San Antonio has the River Walk. Austin - the Texas State Capitol. One city attracts tourists, the other - lobbyists. People spend their own money in San Antonio. Politicians spend taxpayers dollars in Austin. San Antonio is packed with hotels for every budget. Austin’s hotel base leaves some to be desired: overpriced chains encroach on downtown and run down motels on the outskirts.
San Antonio is an easy town to experience: you start your tour at the River Walk and by the time you are done you’ve found your prefect spot: be it a secluded restaurant, a busy bar or a tree-shaded sidewalk.
Austin requires effort to appreciate: walking under the bright hot sun down the street armed with a self-guided tour brochure is a challenge. Buildings are fine but could use shade of either trees or eaves.
I do not like to retrace my steps and I don’t really enjoy cities where a main drag is also the only attractive place in town. In San Antonio they were smart to design River Walk in a circular manner, so in theory you could just keep going forever. Austin groups its attractions along the letter L created by Congress Avenue and 6th Street. Every time you venture away from this approved shape some ugly reminder of a building pushes you back onto it.
Austin’s capitol building is modest in a typical Texan fashion. Modest in Texas means not outrageously big. So it’s only a couple of feet taller than the nation Capitol in Washington DC. By comparison Alamo, a Spanish mission that contributed to a Texas creation myth, is way too small for such a big state. The myth, roughly based on the Thermopylae pattern, is that freedom loving Texas were defeated by overwhelming Mexican forces lead by a Mexican general and dictator Santa Ana. Texans were, at least initially, trying to reestablish the Mexican liberal constitution of 1824. But ultimately the independence cause and later opportunity to be annexed by the big brother - US - seemed just too attractive to pass. Not least because it allowed to develop a slave-based, plantation economy. And offered a strong army to push Mexico south.
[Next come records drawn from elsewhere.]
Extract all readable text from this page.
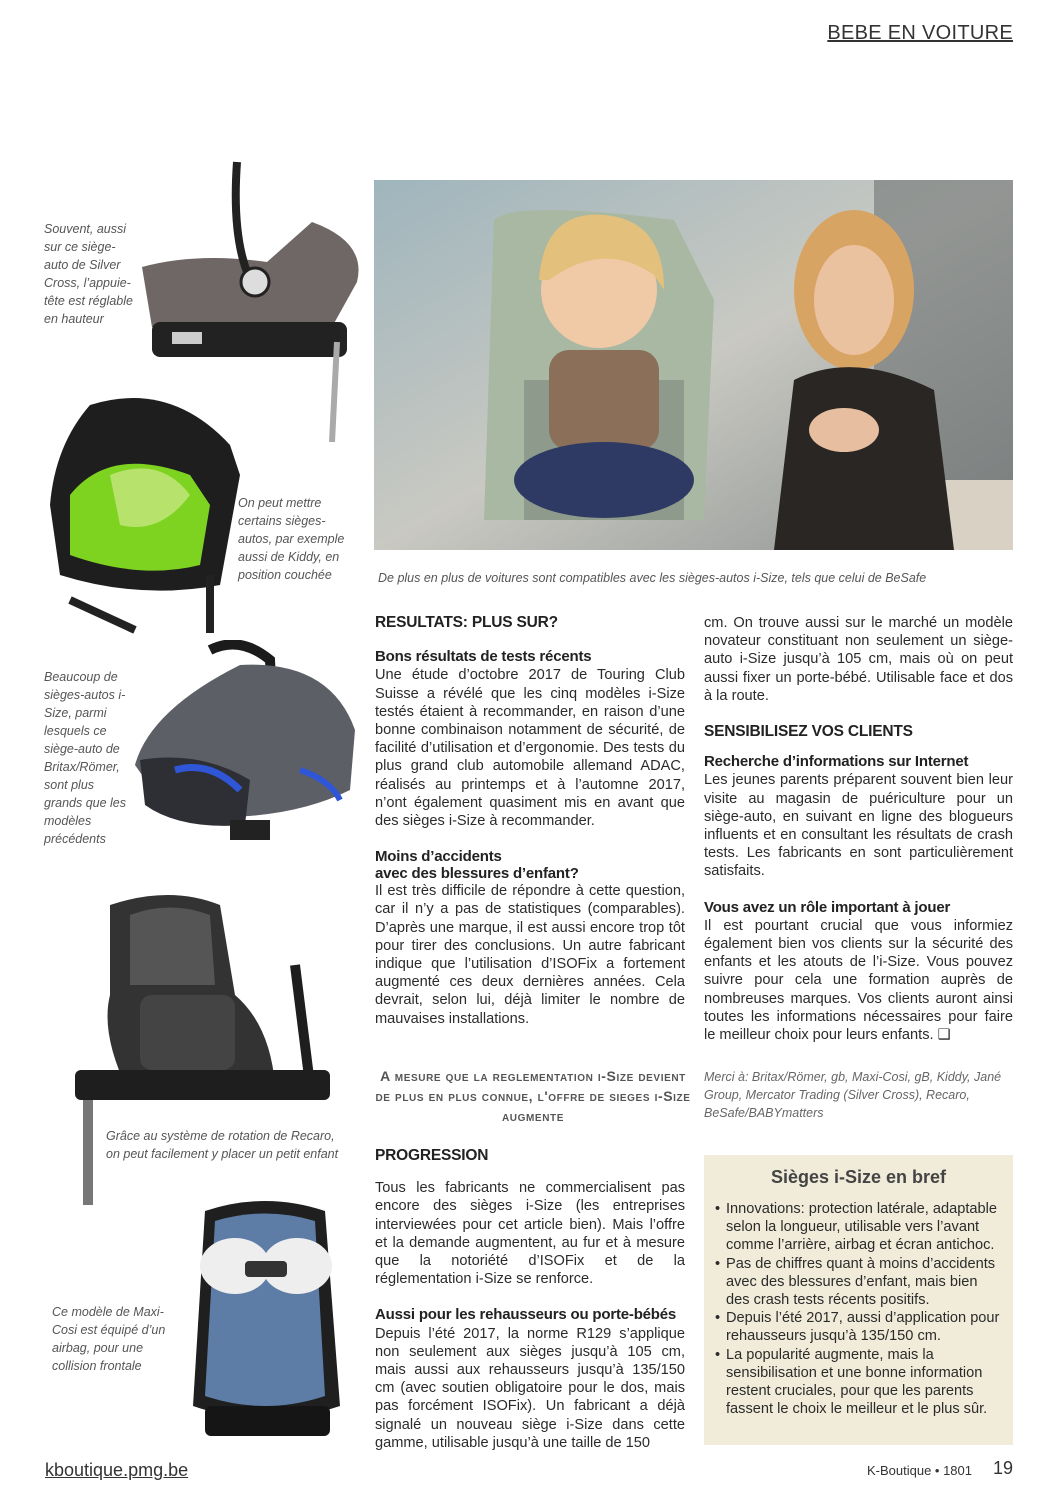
BEBE EN VOITURE
De plus en plus de voitures sont compatibles avec les sièges-autos i-Size, tels que celui de BeSafe
Souvent, aussi sur ce siège-auto de Silver Cross, l’appuie-tête est réglable en hauteur
On peut mettre certains sièges-autos, par exemple aussi de Kiddy, en position couchée
Beaucoup de sièges-autos i-Size, parmi lesquels ce siège-auto de Britax/Römer, sont plus grands que les modèles précédents
Grâce au système de rotation de Recaro, on peut facilement y placer un petit enfant
Ce modèle de Maxi-Cosi est équipé d’un airbag, pour une collision frontale
RESULTATS: PLUS SUR?
Bons résultats de tests récents

Une étude d’octobre 2017 de Touring Club Suisse a révélé que les cinq modèles i-Size testés étaient à recommander, en raison d’une bonne combinaison notamment de sécurité, de facilité d’utilisation et d’ergonomie. Des tests du plus grand club automobile allemand ADAC, réalisés au printemps et à l’automne 2017, n’ont également quasiment mis en avant que des sièges i-Size à recommander.

Moins d’accidents
avec des blessures d’enfant?

Il est très difficile de répondre à cette question, car il n’y a pas de statistiques (comparables). D’après une marque, il est aussi encore trop tôt pour tirer des conclusions. Un autre fabricant indique que l’utilisation d’ISOFix a fortement augmenté ces deux dernières années. Cela devrait, selon lui, déjà limiter le nombre de mauvaises installations.

A mesure que la reglementation i-Size devient de plus en plus connue, l'offre de sieges i-Size augmente
PROGRESSION

Tous les fabricants ne commercialisent pas encore des sièges i-Size (les entreprises interviewées pour cet article bien). Mais l’offre et la demande augmentent, au fur et à mesure que la notoriété d’ISOFix et de la réglementation i-Size se renforce.

Aussi pour les rehausseurs ou porte-bébés

Depuis l’été 2017, la norme R129 s’applique non seulement aux sièges jusqu’à 105 cm, mais aussi aux rehausseurs jusqu’à 135/150 cm (avec soutien obligatoire pour le dos, mais pas forcément ISOFix). Un fabricant a déjà signalé un nouveau siège i-Size dans cette gamme, utilisable jusqu’à une taille de 150

cm. On trouve aussi sur le marché un modèle novateur constituant non seulement un siège-auto i-Size jusqu’à 105 cm, mais où on peut aussi fixer un porte-bébé. Utilisable face et dos à la route.

SENSIBILISEZ VOS CLIENTS
Recherche d’informations sur Internet

Les jeunes parents préparent souvent bien leur visite au magasin de puériculture pour un siège-auto, en suivant en ligne des blogueurs influents et en consultant les résultats de crash tests. Les fabricants en sont particulièrement satisfaits.

Vous avez un rôle important à jouer

Il est pourtant crucial que vous informiez également bien vos clients sur la sécurité des enfants et les atouts de l’i-Size. Vous pouvez suivre pour cela une formation auprès de nombreuses marques. Vos clients auront ainsi toutes les informations nécessaires pour faire le meilleur choix pour leurs enfants. ❑

Merci à: Britax/Römer, gb, Maxi-Cosi, gB, Kiddy, Jané Group, Mercator Trading (Silver Cross), Recaro, BeSafe/BABYmatters
Sièges i-Size en bref
• Innovations: protection latérale, adaptable selon la longueur, utilisable vers l’avant comme l’arrière, airbag et écran antichoc.
• Pas de chiffres quant à moins d’accidents avec des blessures d’enfant, mais bien des crash tests récents positifs.
• Depuis l’été 2017, aussi d’application pour rehausseurs jusqu’à 135/150 cm.
• La popularité augmente, mais la sensibilisation et une bonne information restent cruciales, pour que les parents fassent le choix le meilleur et le plus sûr.
kboutique.pmg.be	K-Boutique • 1801 19
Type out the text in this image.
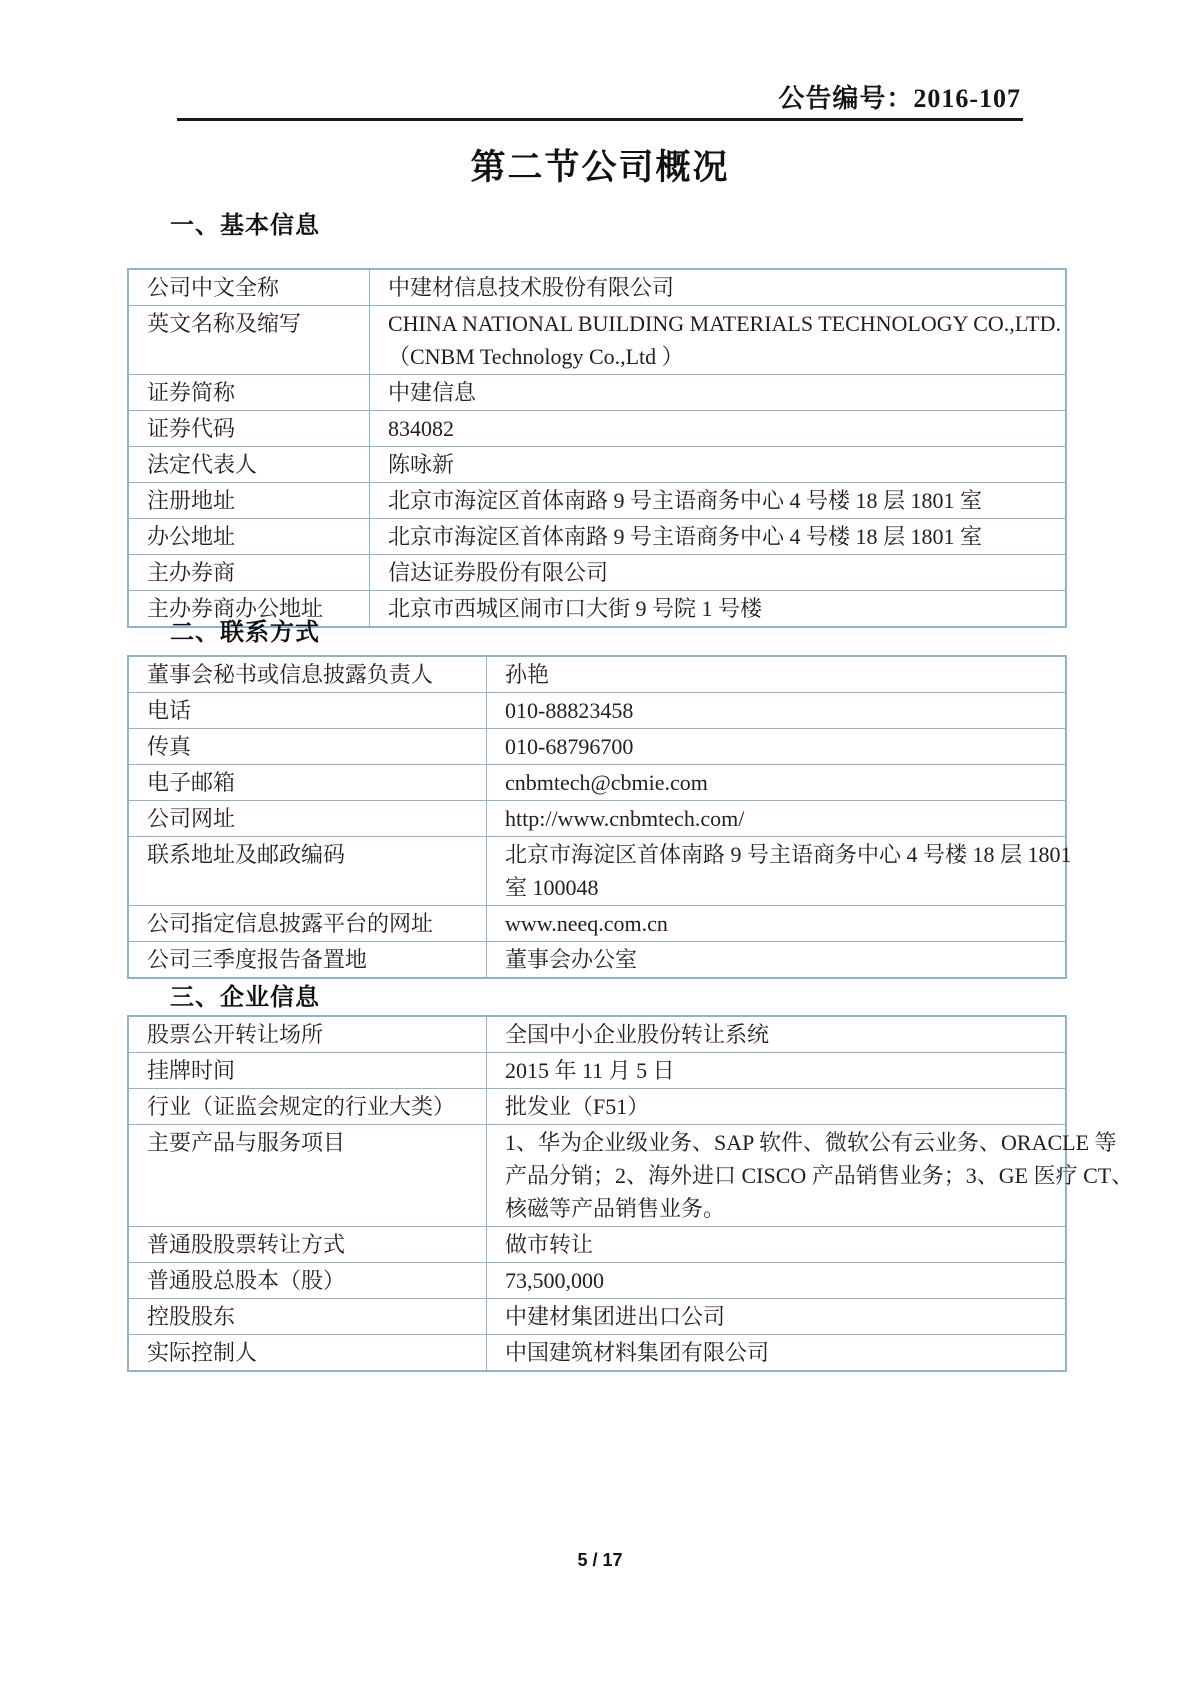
公告编号：2016-107
第二节公司概况
一、基本信息
公司中文全称	中建材信息技术股份有限公司
英文名称及缩写	CHINA NATIONAL BUILDING MATERIALS TECHNOLOGY CO.,LTD.
（CNBM Technology Co.,Ltd ）
证券简称	中建信息
证券代码	834082
法定代表人	陈咏新
注册地址	北京市海淀区首体南路 9 号主语商务中心 4 号楼 18 层 1801 室
办公地址	北京市海淀区首体南路 9 号主语商务中心 4 号楼 18 层 1801 室
主办券商	信达证券股份有限公司
主办券商办公地址	北京市西城区闹市口大街 9 号院 1 号楼
二、联系方式
董事会秘书或信息披露负责人	孙艳
电话	010-88823458
传真	010-68796700
电子邮箱	cnbmtech@cbmie.com
公司网址	http://www.cnbmtech.com/
联系地址及邮政编码	北京市海淀区首体南路 9 号主语商务中心 4 号楼 18 层 1801
室 100048
公司指定信息披露平台的网址	www.neeq.com.cn
公司三季度报告备置地	董事会办公室
三、企业信息
股票公开转让场所	全国中小企业股份转让系统
挂牌时间	2015 年 11 月 5 日
行业（证监会规定的行业大类）	批发业（F51）
主要产品与服务项目	1、华为企业级业务、SAP 软件、微软公有云业务、ORACLE 等
产品分销；2、海外进口 CISCO 产品销售业务；3、GE 医疗 CT、
核磁等产品销售业务。
普通股股票转让方式	做市转让
普通股总股本（股）	73,500,000
控股股东	中建材集团进出口公司
实际控制人	中国建筑材料集团有限公司
5 / 17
Thankfully none of the cities dwell on the past too much. In spite of being on the losing side of the Civil War, Texas became wealthy and proud on agriculture, trade and oil. It has the luxury of remembering only happy moments from its history.
In truth we haven’t given either city enough time to work its charms. We’ve arrived in San Antonio too late to tour the Alamo, we’ve left Austin too early to see the bats flying at dusk from underneath Congress Avenue Bridge. I enjoyed the River Walk immensely but Damian found San Antonio too touristy. Austin on the other hand was just waking up after Saturday night celebration. No danger we’ll move to either one any time soon.